The Hibernate second level cache is used to cache items between session invocations. Hibernate always uses it's session as a first level cache, but if you want to avoid database hits between sessions you need a second level cache. If you want these caches to stay in synch between several instances of your application, you need a distributed second level cache.
Memcached is a fantastically fast distributed cache, so why not use that? Once I build a jar of the hibernate-memcached project you'll be able to include it in your application and tell Hibernate to use it. Telling Hibernate to use it means adding the cache_provider property to your hibernate.cfg.xml, or your Spring LocalSessionFactoryBean if you're using that. The hiberante.cfg.xml looks like this...
<hibernate-configuration>
<session-factory>
<property name="hibernate.cache.provider_class">com.googlecode.hibernate.memcached.MemcachedCacheProvider</property>
<mapping class="com.yadda.yadda.Something"/>
</session-factory>
</hibernate-configuration>
Then, in your mappings you tell Hibernate that you want instances of your persistent objects to be cached, or collections from relation ships to be cached. Once Hibernate knows what you want cached you can watch it pump stuff into memcached, which is good clean geeky fun. Fire up memcahed (on windows or linux) using the -vv command line option to make it run "very verbose". You can see it storing and responding for each operation taken.
You can play with the code straight out of subversion at google code. It will actually work and cache stuff, but it is currently hardcoded to look only at localhost:11211 for a memcached instance. I'll get around to making it configurable. To build the code you'll need Maven2. I highly recommend using Don Brown's no-suck port of maven2 actually.
More to come...
10 comments:
Really cool articles bud. Can you elaborate a bit on the advantages of using MemCached over other commercial products (other than the obvious thing that it is free!! :) ). Does MemCached work on large no of distributed nodes?
The previous artcle, Cache Everything, talks a little more about memcached specifically.

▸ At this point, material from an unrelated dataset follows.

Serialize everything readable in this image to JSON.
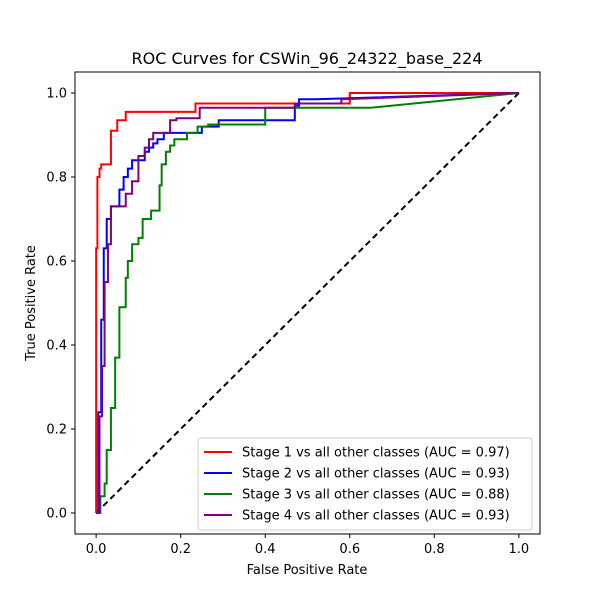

Memcached can scale across a huge number of nodes, I can't give you any hard numbers only generalizations :)
As for comparing it to other systems, have a look at the Coherence configuration mechanisms vs. the memcached options. Coherence has it's uses that's for sure, some of them are quite different than what memcached goes after. I think this should all be the subject of another post...

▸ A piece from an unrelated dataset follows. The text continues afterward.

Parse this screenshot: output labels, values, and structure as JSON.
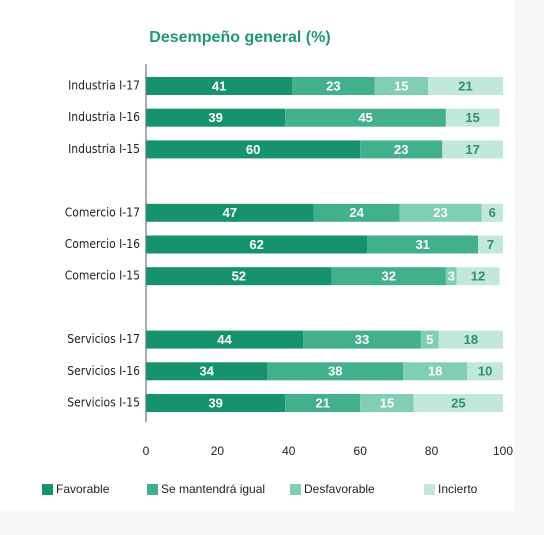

Oh, and memcached isn't just free, it's open source :) If you think there's a bug; go look. If you think you can improve it; have at it. Try that with the "enterprisey" systems out there. :)
I'm kind of confused how it works if you have slave/master situation, due to a legacy env i have 2 instances of spring hibernate services, one connected to master for update and one to slave for read. so i understand that caching goes to the master configuration but isn't read the place that i really need it?
You update from one database and read from another but it's the same data?
sorry, the other way around same data, update to the master and read from the slaves
ok - i left 2 comments. the first one was inaccurate and I tried to correct it with second comment but i see the first one never got posted so here is the situation
its the same data, I read from the slave and write to the master
And you use Hibernate for this?
yes, i have configured 2 data sources one for master and other for slaves
I appreciate if somebody helps me with this problem. After I configured memcached and hibernate, I can see in the memcaced log that the object is being returned successfully - but at the same time I can see a log that hibernate is issuing a select statement to get the object from the database.
to test this, I am manually updating the database via mysql client and i CAN see the updated record when I get the object from hibernate. so this kind of proves the fact about my concern that Hibernate after gets the data from the cache it goes a head and gets it from the database anyways! any idea?
Please post your questions to the hibernate-memcached google group.